Internal case CPANEL-15309 is open to address an issue where the use of a relative path (e.g. the path does not start with a slash character) as the backup directory for an Rsync transport prevents incremental backups from hard-linking on the remote destination. I'll monitor this case and update this thread with the outcome. In the meantime, the workaround is to update the backup directory path for the rsync destination to the absolute path (e.g. /home/user/path/to/).

Thank you.
 

cPanelMichael

Administrator
Staff member
Apr 11, 2011
47,884
2,250
463
Hello,

To update, the resolutions associated with internal cases CPANEL-15398 and CPANEL-15309 are scheduled for inclusion with cPanel version 68.

Thank you.
 

brt

Well-Known Member
Jul 9, 2015
104
10
68
US
cPanel Access Level
Root Administrator
This is a nuisance, with directories being abandoned on a daily basis. Any chance this can get bumped to a 66 update? (Specifically CPANEL-15398)
 

cPanelMichael

Administrator
Staff member
Apr 11, 2011
47,884
2,250
463
This is a nuisance, with directories being abandoned on a daily basis. Any chance this can get bumped to a 66 update? (Specifically CPANEL-15398)
There are currently no plans to backport the patch to cPanel version 66, however the following steps are available as a temporary workaround:

1. Open /usr/local/cpanel/Cpanel/Transport/Files/Rsync.pm via the command line in the text editor of your preference.

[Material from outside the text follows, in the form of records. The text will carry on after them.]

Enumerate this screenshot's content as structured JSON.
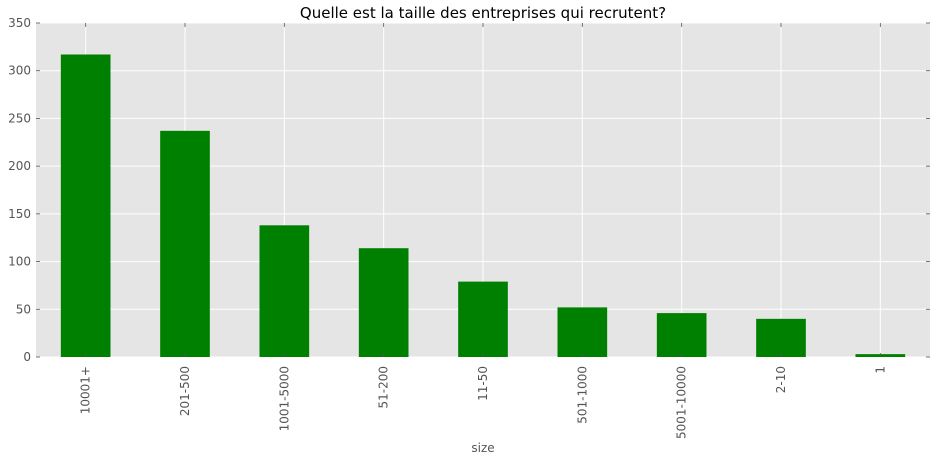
{
  "chart_data": {
    "type": "bar",
    "title": "Quelle est la taille des entreprises qui recrutent?",
    "xlabel": "size",
    "ylabel": "",
    "categories": [
      "10001+",
      "201-500",
      "1001-5000",
      "51-200",
      "11-50",
      "501-1000",
      "5001-10000",
      "2-10",
      "1"
    ],
    "values": [
      317,
      237,
      138,
      114,
      79,
      52,
      46,
      40,
      3
    ],
    "ylim": [
      0,
      350
    ],
    "yticks": [
      0,
      50,
      100,
      150,
      200,
      250,
      300,
      350
    ],
    "bar_color": "#008000",
    "background_color": "#e5e5e5",
    "grid": true,
    "legend": "none"
  }
}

2. Locate the following line:

Code:
my $res = $self->{'rsync_obj'}->capture( { timeout => 10, tty => 1 }, "rm -rf $path" );
3. Modify the "10" entry in this line to "300":

Code:
my $res = $self->{'rsync_obj'}->capture( { timeout => 300, tty => 1 }, "rm -rf $path" );
4. Save the file.

Let us know if this helps.

Thank you.
 

brt

Well-Known Member
Jul 9, 2015
104
10
68
US
cPanel Access Level
Root Administrator
This hasn't helped at all. *No* backups on the remote server are deleted (and I'm obviously considering the retention settings -- they're obeyed properly on the primary server).

Backups complete just fine, but I have to manually delete previous backups every single time or they just stick around.